Should Investors Be Wary of Nvidia’s Soaring Rally?

by time news

Title: Nvidia’s Soaring Rally Divides Fund Managers as Valuation Concerns Linger

Subtitle: Many Funds Underperformed Key Equity Indexes Amidst Nvidia’s Meteoric Rise

Date: August 30, 2023

New York, NY – Semiconductor company Nvidia Corp’s remarkable surge in stock value has left a significant number of fund managers hesitant to invest due to concerns over its high valuation. Despite Nvidia’s shares more than tripling in value this year, many funds have held lower-than-average weights of the stock in their portfolios, making it challenging for them to outperform benchmark indexes.

According to recent regulatory filings analyzed by Morningstar, out of the approximately 330 mutual funds benchmarked to the S&P 500 or a similar index, only 15% held a weight in Nvidia above that of the index. Alarmingly, 85% of the funds that held a below-average weight in Nvidia underperformed the index this year.

Nvidia’s exorbitant valuation has been the primary deterrent keeping some investors away. The stock currently trades at a forward price-to-earnings ratio of 33.6, compared to less than 24 for the Nasdaq 100. Chuck Carlson, CEO at Horizon Investment Services, which has assets under management totaling $250 million, expressed caution, stating that while one stock may not make or break their investment portfolio, owning a stock that triples in value would undoubtedly be beneficial.

Other concerns among investors relate to whether chip demand will sustain current levels and how the artificial intelligence landscape will evolve.
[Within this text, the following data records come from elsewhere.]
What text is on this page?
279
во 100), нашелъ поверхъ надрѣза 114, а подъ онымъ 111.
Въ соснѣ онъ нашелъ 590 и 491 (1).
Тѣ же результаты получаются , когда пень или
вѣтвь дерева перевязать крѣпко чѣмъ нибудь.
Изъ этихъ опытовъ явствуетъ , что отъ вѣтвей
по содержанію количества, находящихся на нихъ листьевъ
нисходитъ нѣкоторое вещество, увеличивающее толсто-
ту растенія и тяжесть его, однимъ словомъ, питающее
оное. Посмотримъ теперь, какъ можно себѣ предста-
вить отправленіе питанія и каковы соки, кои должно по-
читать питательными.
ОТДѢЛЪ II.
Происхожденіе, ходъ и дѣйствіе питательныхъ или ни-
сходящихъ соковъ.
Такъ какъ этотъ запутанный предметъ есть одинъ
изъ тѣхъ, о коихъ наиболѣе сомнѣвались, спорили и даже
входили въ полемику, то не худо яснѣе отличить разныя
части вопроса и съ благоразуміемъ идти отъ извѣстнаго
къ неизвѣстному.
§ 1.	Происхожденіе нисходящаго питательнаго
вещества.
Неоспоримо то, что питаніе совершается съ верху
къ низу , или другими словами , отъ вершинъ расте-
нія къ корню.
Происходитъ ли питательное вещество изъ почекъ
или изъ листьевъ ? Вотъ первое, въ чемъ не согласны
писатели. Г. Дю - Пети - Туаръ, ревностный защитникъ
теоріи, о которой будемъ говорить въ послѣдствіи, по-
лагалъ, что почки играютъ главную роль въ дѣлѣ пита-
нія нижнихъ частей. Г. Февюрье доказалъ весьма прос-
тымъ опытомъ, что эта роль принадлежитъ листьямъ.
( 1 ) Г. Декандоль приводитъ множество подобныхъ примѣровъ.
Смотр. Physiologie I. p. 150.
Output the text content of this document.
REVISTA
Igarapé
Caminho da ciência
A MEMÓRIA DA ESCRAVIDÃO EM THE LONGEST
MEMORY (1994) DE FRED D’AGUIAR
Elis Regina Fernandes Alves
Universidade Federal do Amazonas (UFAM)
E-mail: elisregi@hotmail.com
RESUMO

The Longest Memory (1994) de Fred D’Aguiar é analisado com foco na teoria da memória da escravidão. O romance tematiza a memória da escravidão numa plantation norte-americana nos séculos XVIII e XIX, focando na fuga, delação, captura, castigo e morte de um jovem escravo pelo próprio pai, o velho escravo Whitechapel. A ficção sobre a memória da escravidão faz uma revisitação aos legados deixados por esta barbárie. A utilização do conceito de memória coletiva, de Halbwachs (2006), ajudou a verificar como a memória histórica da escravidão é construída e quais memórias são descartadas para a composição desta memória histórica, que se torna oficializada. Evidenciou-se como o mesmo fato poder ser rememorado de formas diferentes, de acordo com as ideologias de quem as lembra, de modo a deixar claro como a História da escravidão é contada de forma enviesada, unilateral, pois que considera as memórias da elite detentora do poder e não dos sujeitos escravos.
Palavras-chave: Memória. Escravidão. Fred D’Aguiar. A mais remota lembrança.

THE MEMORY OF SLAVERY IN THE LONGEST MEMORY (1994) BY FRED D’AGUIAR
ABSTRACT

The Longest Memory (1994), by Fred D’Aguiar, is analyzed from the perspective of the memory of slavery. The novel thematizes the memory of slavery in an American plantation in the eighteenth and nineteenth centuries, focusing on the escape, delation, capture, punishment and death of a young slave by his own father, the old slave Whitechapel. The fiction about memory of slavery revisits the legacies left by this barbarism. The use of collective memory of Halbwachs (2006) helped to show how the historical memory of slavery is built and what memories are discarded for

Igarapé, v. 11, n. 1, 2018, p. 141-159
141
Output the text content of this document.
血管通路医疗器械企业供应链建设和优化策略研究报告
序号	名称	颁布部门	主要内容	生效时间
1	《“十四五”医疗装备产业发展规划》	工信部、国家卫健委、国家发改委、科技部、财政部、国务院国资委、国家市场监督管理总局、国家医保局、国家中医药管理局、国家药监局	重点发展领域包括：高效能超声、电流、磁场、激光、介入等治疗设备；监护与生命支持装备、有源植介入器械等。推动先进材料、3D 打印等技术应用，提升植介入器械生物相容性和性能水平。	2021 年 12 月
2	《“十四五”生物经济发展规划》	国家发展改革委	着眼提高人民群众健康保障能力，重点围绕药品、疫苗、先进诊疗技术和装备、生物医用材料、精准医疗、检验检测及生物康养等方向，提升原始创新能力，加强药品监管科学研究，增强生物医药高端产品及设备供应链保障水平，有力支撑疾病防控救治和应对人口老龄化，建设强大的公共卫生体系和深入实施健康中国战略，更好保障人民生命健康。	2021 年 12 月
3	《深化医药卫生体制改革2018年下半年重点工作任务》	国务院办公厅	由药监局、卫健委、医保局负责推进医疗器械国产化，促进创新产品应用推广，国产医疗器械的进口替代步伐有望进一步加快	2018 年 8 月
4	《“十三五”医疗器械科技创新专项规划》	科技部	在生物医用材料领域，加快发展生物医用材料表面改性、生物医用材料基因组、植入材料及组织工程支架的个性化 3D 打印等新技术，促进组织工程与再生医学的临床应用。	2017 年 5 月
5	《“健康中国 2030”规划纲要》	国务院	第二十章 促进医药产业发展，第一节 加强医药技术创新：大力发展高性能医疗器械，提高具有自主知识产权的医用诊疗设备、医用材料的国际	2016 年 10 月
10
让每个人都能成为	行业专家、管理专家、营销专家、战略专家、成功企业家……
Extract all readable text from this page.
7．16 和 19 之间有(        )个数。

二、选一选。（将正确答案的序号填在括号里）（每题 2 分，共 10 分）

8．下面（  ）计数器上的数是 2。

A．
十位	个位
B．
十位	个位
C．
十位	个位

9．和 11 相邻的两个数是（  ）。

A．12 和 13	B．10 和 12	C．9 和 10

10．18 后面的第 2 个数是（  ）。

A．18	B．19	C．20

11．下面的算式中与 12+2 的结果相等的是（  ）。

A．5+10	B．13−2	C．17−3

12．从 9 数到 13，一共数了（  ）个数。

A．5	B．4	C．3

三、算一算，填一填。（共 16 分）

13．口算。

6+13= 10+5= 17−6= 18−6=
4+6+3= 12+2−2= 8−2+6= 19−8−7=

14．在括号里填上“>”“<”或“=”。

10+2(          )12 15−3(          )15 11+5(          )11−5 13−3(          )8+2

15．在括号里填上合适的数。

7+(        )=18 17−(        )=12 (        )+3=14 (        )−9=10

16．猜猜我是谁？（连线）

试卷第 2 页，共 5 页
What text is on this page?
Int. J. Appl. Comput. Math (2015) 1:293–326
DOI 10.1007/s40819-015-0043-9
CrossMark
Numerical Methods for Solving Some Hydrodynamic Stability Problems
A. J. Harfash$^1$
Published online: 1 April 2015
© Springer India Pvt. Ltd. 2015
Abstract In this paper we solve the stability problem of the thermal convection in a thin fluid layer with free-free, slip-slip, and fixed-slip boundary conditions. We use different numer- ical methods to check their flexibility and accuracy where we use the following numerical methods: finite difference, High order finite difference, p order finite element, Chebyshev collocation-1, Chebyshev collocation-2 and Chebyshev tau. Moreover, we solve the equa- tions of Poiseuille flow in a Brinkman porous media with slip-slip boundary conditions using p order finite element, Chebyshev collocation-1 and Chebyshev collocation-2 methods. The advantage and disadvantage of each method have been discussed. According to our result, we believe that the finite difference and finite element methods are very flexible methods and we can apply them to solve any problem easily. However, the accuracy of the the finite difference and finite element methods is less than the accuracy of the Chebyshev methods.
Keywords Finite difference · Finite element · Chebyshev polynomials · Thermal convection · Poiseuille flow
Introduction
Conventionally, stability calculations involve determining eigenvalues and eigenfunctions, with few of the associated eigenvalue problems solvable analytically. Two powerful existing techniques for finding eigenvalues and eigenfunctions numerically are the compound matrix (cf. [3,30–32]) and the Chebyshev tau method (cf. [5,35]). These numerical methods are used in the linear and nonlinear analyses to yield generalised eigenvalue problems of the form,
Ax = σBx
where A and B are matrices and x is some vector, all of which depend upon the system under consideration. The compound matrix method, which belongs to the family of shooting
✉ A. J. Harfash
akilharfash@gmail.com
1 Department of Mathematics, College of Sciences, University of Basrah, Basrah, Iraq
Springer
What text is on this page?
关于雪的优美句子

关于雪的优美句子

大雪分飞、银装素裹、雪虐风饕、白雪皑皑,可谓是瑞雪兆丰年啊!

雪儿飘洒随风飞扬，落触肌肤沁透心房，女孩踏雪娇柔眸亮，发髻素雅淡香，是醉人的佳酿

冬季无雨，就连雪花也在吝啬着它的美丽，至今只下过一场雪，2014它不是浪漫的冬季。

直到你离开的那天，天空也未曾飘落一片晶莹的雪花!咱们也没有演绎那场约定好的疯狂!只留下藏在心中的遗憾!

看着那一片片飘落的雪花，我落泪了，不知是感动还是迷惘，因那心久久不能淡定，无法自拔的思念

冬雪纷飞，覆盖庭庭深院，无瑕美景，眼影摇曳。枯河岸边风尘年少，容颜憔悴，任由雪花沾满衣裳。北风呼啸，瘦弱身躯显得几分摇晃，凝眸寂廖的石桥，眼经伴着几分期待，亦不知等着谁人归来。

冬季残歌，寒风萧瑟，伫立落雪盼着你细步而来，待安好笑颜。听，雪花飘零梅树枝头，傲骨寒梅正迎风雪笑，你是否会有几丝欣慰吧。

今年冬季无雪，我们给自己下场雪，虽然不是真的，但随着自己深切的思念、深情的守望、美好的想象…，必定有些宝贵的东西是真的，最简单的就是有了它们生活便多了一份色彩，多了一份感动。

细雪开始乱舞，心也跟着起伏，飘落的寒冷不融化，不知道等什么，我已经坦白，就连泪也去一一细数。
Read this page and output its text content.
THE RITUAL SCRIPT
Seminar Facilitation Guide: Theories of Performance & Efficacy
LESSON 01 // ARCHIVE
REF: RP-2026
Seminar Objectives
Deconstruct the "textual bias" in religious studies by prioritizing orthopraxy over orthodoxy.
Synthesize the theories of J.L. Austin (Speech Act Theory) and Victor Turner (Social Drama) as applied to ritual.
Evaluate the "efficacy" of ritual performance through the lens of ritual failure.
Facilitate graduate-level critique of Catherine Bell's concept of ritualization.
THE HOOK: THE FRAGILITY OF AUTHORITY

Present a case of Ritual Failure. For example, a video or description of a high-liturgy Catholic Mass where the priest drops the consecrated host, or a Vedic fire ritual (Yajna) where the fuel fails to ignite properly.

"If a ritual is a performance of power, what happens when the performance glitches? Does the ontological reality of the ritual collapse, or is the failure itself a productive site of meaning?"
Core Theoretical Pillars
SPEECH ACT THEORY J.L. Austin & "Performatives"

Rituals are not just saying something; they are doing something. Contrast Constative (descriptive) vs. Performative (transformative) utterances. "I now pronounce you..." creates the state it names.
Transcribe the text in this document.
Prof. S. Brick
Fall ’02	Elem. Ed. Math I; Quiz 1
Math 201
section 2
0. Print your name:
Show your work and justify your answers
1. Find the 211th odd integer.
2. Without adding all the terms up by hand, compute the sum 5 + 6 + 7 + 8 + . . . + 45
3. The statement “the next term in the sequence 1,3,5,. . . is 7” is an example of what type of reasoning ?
Despite these reservations, Nvidia’s shares have continued to soar, reflecting the market’s optimism surrounding the prospects of artificial intelligence.

The evaluation of Nvidia’s shares aligns with broader investor speculation on whether the impressive rally seen in big tech and growth stocks has more room to run. Some market watchers have expressed caution due to inflated valuations and recent volatility in the market. The S&P 500, which counts Nvidia and other megacap growth stocks among its constituents, has retreated 2% from its late July highs while still boasting a year-to-date gain of approximately 17%.

Notably, Nvidia, along with six other megacap stocks including Apple, Microsoft, and Amazon, has been responsible for approximately 73% of the S&P 500’s total return this year, according to S&P Dow Jones Indices. Yet, mutual funds have generally been under-allocated to these stocks, resulting in a “widest ever” underweight in their portfolios, as highlighted by Goldman Sachs. This underweight position has significantly impacted mutual fund performance in 2023, noted Goldman Sachs in a recent note.

Despite its exceptional performance, Nvidia remains an under-owned stock in actively managed portfolios. According to Morgan Stanley, Nvidia was the third-most under-owned stock out of 15 large tech and growth stocks included in their analysis. This, coupled with Nvidia’s historically high valuations, has prompted cautious sentiment among investors.

Jeremy Schwartz, the global chief investment officer at WisdomTree, highlighted Nvidia’s forward price-to-sales ratio, indicating that stocks with similar ratios in the past have experienced a median decline of 36% relative to the S&P 500 in the following 12 months. Michael Purves, CEO of Tallbacken Capital Advisors, echoed these concerns and recommended clients hold bearish short-term options positions in Nvidia as a potential hedge against a market downturn.

As Nvidia’s stock continues to reach record highs and analysts increase earnings estimates, the debate among fund managers regarding its true value persists. While praised for its impressive rally, the possibility of a significant correction in Nvidia’s stock price remains a matter of caution for some investors.

Disclaimer: This article contains predictions and opinions that do not represent financial advice. Readers should conduct their own research and consider their investment strategies.